Before you say your driver or 60 degree wedge, this is a valid question that most golfers overlook. This question popped up at work today and I thought it would make for an interesting topic.
Here is what Golf Canada has to say:
The purpose of the Golf Canada Handicap System is to make the game of golf more enjoyable for golfers by providing a means of measuring one’s performance and progress and to enable golfers of differing abilities to compete on an equitable basis.
Through this system, each golfer establishes an “Golf Canada Handicap Factor” which is a numerical measurement of a player’s potential (not actual) scoring ability on a course of standard difficulty.
The Handicap Factor is calculated using the best 10 of the player’s last 20 rounds and updated with each new round played. The Handicap Factor travels with the golfer from course to course and is adjusted up or down depending on the length and difficulty of the course played, resulting in a “Course Handicap”. The Course Handicap is the number of strokes a golfer receives from a specific set of tees at the course played and represents the number of strokes he would require to play equitably against a “scratch” golfer (a golfer with a Handicap Factor of “0.0′). The more difficult the golf course, the more strokes the golfer receives and vice versa.
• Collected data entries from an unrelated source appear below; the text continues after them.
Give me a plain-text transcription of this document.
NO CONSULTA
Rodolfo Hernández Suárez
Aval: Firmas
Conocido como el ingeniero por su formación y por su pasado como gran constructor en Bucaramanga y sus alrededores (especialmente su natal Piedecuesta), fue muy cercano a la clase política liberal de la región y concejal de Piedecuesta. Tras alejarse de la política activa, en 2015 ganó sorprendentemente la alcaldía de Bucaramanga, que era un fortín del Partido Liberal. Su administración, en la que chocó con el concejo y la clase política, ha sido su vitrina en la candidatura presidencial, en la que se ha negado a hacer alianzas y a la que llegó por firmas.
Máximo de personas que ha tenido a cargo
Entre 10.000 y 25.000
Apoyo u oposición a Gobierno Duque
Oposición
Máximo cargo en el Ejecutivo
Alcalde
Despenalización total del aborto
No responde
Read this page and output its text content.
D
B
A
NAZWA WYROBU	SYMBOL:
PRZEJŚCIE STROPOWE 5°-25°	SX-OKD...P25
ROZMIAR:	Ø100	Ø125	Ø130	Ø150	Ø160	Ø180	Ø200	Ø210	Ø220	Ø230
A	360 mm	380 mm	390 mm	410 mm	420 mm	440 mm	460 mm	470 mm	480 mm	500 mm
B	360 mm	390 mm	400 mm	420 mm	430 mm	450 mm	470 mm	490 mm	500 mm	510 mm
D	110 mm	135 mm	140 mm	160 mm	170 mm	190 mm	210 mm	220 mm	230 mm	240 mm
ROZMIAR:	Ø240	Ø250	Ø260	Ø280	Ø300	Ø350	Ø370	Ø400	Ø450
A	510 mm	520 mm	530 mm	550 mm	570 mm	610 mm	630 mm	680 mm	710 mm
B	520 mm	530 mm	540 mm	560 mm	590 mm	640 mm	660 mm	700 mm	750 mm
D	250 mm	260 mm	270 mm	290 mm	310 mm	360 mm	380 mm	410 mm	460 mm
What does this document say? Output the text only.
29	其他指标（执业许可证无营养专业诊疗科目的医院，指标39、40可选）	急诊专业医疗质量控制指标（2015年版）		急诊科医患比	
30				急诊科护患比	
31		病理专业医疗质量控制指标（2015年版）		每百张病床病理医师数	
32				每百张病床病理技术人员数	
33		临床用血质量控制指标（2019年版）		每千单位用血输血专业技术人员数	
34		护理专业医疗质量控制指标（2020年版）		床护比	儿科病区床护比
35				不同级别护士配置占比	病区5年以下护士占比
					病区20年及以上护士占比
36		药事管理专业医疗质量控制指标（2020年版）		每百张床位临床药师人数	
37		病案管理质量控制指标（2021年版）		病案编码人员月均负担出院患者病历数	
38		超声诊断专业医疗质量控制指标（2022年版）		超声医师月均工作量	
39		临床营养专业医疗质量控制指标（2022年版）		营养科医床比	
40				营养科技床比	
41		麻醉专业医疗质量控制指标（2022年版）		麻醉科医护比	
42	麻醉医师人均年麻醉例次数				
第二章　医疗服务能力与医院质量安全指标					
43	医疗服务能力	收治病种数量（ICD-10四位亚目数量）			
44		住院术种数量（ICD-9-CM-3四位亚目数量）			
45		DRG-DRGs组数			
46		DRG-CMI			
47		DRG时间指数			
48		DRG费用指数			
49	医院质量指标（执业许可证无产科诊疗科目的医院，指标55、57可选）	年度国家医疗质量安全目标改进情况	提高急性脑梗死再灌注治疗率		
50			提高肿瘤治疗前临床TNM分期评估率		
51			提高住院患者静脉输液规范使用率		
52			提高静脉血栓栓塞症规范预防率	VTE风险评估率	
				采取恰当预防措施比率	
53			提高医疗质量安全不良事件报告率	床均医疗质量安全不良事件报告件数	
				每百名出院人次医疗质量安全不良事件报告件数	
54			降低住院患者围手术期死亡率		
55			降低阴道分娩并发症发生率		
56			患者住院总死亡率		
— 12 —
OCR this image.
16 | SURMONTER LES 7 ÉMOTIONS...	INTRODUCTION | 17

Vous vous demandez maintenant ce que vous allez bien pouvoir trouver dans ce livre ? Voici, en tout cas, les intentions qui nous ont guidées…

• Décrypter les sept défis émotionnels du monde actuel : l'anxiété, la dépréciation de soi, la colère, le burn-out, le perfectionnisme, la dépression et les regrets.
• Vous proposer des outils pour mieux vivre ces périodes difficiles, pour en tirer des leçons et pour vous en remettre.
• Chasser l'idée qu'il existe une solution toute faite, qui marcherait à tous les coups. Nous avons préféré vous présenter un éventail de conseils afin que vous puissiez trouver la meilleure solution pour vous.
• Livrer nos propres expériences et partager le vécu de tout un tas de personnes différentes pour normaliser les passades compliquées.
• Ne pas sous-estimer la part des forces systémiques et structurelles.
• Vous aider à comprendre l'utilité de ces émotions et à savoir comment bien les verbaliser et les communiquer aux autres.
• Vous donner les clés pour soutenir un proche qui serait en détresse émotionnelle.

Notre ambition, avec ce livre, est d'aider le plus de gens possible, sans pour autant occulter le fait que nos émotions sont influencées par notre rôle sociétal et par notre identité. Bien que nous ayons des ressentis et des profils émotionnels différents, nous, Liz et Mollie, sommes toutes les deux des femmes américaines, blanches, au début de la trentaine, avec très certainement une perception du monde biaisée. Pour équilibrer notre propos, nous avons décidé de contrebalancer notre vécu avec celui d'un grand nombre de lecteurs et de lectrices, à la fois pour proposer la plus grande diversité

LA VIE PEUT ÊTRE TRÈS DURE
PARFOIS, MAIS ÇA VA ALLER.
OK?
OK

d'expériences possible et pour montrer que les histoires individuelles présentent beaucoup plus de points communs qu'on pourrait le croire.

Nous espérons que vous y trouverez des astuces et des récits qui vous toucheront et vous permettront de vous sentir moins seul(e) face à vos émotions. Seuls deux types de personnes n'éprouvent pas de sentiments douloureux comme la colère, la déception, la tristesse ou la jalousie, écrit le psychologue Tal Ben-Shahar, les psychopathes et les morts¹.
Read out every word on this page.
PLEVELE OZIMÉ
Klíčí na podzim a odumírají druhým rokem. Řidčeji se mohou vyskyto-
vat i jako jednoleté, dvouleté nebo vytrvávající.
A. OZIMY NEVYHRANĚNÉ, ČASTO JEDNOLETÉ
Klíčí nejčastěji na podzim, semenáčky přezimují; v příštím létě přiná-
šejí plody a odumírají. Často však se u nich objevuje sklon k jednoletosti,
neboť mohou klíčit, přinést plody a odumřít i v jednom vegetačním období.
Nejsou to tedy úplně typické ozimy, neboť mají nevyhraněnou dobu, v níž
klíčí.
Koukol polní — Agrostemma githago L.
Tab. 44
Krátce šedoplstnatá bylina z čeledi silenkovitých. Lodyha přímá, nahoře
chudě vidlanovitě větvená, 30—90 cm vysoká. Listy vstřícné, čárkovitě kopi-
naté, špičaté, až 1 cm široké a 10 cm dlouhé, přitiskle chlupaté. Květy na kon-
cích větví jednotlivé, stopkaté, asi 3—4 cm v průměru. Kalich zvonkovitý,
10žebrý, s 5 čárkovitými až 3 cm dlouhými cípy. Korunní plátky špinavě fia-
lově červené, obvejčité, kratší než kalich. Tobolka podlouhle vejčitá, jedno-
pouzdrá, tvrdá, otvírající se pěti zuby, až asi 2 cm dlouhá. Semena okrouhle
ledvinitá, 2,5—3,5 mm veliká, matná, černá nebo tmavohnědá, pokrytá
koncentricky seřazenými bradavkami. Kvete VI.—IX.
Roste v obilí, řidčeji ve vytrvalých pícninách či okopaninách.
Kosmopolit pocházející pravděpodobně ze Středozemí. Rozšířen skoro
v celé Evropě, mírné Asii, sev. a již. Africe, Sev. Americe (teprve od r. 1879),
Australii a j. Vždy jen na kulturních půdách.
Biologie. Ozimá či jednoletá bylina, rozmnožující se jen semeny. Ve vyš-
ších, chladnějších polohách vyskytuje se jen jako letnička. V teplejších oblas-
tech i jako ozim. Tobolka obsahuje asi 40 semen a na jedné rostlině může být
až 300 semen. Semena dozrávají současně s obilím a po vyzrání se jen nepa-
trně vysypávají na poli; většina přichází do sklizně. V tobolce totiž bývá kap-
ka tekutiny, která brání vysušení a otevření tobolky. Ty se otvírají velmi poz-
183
The real question dealt with what we considered to be a low, medium and high handicap. My friend suggested anyone with a 20+ score and I said 10+. Immediately we looked at each other and realized that something was amiss.
At SandTrap.com they suggest:
- Low: Handicaps 8 and under (typically shooting in 70’s)
- Mid: Handicaps 9-24 (low 80’s to mid 90’s)
- High: Handicaps 25+ (high-90’s and up)
At Golfsmith.com, they suggest:
- Low: Handicaps 9 and under (typically shooting in 70’s)
- Mid: Handicaps 10-18 (low 80’s to mid 90’s)
- High: Handicaps 19+ (high-90’s and up)
The last bit of information that is important is the average handicap for men and women. After checking many sites, the consensus is that the average male golfer has a handicap of 16.1 and the average female has a handicap of 28.9. So using this information, most golfers would be considered medium handicap players. Additionally, the definition of low, medium, and high handicap does vary, but the reasons for establishing a handicap do not.
To enter in some tournaments, handicaps are used to place players in flights against others of their own caliber. It is also used to calculate foursome handicaps for “Scramble” tournaments. And lastly, it determines how many strokes a higher handicap player will receive in a match-play event. Most players do not have an official handicap and for the most part it really does not matter.
Personally, I am a member of the Golf Association of Ontario. My handicap index is 5.4 or a 5 handicap with a scoring average of 79.2 over 20 games. For the golfer who plays many rounds a year, establishing a handicap is a good thing. It is part of the game and helps promote an often overlooked aspect of golf – fair play.
Do you have an official handicap?
I am a grateful golfer! See you on the links!